K-Metamodes: frequency- and ensemble-based distributed k-modes clustering for security analytics

TL;DR

This paper introduces K-Metamodes, a novel distributed clustering algorithm for heterogeneous security data that directly handles mixed numerical and categorical attributes, improving efficiency and effectiveness in intrusion detection tasks.

Contribution

The paper proposes a new frequency-based distance function and adapts k-modes for distributed processing of mixed data, enhancing security analytics.

Findings

Higher clustering effectiveness on security datasets

Efficient handling of mixed numerical and categorical data

Improved performance over previous methods

Abstract

Nowadays processing of Big Security Data, such as log messages, is commonly used for intrusion detection purposed. Its heterogeneous nature, as well as combination of numerical and categorical attributes does not allow to apply the existing data mining methods directly on the data without feature preprocessing. Therefore, a rather computationally expensive conversion of categorical attributes into vector space should be utilised for analysis of such data. However, a well-known k-modes algorithm allows to cluster the categorical data directly and avoid conversion into the vector space. The existing implementations of k-modes for Big Data processing are ensemble-based and utilise two-step clustering, where data subsets are first clustered independently, whereas the resulting cluster modes are clustered again in order to calculate metamodes valid for all data subsets.

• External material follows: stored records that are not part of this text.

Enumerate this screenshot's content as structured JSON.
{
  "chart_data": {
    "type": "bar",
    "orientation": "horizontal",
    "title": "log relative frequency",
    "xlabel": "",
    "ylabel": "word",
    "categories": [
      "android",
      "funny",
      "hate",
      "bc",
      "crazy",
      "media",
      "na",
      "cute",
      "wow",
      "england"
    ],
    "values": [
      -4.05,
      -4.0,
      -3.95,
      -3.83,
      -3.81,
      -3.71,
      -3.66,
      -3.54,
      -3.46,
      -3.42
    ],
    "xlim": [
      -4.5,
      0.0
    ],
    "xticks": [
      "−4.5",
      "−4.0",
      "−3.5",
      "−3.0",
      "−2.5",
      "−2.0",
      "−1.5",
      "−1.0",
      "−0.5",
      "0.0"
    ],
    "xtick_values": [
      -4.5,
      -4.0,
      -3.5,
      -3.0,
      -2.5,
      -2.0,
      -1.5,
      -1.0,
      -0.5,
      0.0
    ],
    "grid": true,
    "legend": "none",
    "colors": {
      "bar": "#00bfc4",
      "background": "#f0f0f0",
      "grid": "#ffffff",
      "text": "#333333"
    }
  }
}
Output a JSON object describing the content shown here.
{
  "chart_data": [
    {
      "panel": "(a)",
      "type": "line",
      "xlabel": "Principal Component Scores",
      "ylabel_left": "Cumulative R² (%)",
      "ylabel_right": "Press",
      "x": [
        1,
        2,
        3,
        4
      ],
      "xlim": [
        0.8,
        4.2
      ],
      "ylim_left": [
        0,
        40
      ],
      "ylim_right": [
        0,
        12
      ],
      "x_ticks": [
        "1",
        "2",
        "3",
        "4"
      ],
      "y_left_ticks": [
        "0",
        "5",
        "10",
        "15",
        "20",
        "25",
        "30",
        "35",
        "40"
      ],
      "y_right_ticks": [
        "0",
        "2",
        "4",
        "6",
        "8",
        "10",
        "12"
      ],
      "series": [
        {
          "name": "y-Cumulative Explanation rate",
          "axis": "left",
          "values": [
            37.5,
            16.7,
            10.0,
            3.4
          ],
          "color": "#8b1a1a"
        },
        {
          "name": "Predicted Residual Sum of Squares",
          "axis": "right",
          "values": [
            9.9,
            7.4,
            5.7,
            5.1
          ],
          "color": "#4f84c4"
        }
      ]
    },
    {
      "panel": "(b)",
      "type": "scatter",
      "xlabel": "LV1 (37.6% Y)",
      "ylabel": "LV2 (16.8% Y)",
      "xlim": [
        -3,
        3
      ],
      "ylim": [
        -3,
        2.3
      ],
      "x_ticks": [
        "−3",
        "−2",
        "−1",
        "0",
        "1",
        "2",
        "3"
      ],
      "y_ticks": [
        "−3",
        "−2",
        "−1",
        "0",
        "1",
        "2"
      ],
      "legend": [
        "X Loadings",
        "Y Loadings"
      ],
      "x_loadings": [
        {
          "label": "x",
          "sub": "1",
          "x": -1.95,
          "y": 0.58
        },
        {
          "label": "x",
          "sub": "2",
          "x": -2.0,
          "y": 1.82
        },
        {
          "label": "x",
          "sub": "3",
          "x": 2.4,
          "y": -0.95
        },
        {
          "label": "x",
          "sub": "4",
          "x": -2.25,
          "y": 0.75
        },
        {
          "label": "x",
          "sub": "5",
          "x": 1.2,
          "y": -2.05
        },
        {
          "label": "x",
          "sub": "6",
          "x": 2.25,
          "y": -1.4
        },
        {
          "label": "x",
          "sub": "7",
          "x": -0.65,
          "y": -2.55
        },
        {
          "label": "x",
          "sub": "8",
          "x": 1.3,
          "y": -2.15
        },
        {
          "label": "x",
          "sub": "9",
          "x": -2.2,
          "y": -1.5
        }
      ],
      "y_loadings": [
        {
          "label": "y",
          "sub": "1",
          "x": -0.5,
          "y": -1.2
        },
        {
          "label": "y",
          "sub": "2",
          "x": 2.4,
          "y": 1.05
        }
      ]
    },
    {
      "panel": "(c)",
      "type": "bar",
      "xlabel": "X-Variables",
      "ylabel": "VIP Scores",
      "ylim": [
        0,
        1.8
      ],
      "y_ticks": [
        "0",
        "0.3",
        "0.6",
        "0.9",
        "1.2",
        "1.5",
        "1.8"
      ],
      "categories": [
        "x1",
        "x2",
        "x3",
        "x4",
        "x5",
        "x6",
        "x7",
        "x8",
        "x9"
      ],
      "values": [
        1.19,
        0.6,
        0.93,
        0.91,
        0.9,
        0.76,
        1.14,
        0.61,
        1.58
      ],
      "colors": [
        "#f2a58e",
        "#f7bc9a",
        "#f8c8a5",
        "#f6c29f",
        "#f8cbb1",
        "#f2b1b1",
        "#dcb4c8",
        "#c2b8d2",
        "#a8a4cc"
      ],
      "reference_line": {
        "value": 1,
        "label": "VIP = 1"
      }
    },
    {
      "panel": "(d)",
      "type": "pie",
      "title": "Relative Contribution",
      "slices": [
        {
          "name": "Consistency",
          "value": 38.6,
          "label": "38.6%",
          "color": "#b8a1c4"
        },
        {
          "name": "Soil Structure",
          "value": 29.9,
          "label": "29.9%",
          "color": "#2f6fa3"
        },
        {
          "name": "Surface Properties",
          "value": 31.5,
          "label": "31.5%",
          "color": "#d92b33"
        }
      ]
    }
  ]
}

In this paper, the novel frequency-based distance function is proposed for the second step of ensemble-based k-modes clustering. Besides this, the existing feature discretisation method from the previous work is utilised in order to adapt k-modes for processing of mixed data sets. The resulting k-metamodes algorithm was tested on two public security data sets and reached higher effectiveness in comparison with the previous work.